No charges can be levied on the customer for availing of the e-mandate facility for recurring transactions. 

Reserve Bank of India on Tuesday issued the ‘Digital Payments – E-mandate Framework, 2026,’ whereby customers opting for e-mandates must complete a one-time registration process that requires additional factor authentication (AFA), and issuers will be required to send a pre-transaction notification at least 24 hours before a charge/ debit and a post-transaction notification.

The framework, which consolidates existing guidelines and introduces a comprehensive set of rules to govern recurring digital transactions across payment systems, has also fixed transaction limits and velocity check.

So, all recurring transactions may be authorised without AFA up to ₹15,000 per transaction. Transactions above this amount will be subject to AFA.

Further, payment of insurance premiums, subscription to mutual funds, and credit card bill payments may be made without AFA up to ₹1,00,000/- per transaction.

The RBI emphasised that no charges can be levied on the customer for availing of the e-mandate facility for recurring transactions. In the case of cards, existing e-mandate(s) can be mapped to re-issued cards.

Additional factor authentication

Under the framework, the e-mandate will be registered only after successful validation of AFA, in addition to the normal process required by the issuer.

Every e-mandate registered by the issuer will specify the validity period of the e-mandate. The issuer will provide the customer a facility to modify the validity period or withdraw the e-mandate at any point of time.

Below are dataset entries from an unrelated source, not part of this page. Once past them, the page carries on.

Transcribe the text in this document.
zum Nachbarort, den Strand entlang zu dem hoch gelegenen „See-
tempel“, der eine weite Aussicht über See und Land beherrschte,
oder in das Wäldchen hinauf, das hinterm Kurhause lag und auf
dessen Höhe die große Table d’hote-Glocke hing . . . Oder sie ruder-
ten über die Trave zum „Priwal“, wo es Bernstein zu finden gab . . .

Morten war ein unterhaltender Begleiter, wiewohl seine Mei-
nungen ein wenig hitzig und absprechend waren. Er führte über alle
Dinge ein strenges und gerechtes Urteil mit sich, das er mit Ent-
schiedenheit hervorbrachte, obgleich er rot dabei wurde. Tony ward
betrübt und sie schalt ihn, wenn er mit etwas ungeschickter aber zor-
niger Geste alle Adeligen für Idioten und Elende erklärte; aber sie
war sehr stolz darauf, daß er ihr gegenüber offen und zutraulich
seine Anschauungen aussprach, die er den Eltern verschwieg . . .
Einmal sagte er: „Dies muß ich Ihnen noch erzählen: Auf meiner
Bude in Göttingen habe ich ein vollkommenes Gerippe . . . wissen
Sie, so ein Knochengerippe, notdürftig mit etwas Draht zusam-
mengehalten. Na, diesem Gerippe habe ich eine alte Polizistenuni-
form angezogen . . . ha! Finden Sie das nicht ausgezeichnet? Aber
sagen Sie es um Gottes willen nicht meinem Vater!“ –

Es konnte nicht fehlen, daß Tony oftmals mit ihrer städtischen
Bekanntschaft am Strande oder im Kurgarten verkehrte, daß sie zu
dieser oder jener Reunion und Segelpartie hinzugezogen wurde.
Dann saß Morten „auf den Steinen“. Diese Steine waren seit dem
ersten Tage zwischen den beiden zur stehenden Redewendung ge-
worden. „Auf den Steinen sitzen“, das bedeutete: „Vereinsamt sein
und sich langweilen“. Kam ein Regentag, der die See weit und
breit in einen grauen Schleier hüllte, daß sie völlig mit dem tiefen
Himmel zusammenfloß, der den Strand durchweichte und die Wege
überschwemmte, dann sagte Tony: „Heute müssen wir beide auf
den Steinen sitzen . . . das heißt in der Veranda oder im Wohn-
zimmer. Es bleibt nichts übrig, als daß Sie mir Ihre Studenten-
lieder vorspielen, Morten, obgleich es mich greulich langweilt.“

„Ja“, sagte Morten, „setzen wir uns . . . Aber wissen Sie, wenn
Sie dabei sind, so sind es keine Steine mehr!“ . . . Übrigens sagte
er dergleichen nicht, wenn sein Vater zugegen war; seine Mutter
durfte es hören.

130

The e-mandate may be for either a pre-specified fixed amount or for a variable amount subject to the overall cap fixed by the RBI, according to the Framework.

In the case of variable e-mandates, the issuer will provide the customer a facility to specify the maximum value of any recurring transaction.

The customer will be given the facility to choose or change a mode among available options (SMS, email, etc.) for receiving the pre-transaction notification from the issuer. Any modification in, or withdrawal of, an existing e-mandate will require AFA validation by the issuer.

Pre & post-transaction notification

The pre and post-transaction notification will, at the minimum, inform the customer about the merchant’s name, transaction amount, date/ time of debit, reference number of e-mandate, reason for debit, i.e., e-mandate registered by the customer.

The issuer will provider the customer the facility to opt-out of any particular transaction or the e-mandate.

However, pre-transaction notification is not required for e-mandates registered to auto-replenish balances of FASTag, and the National Common Mobility Card (NCMC).

Dispute resolution

RBI said an appropriate dispute redressal system has to be put in place by the issuer to facilitate the customer to lodge grievance/s.

Further, its instructions on limiting the liability of customers for unauthorised transactions will be applicable to recurring transactions under e-mandates as well.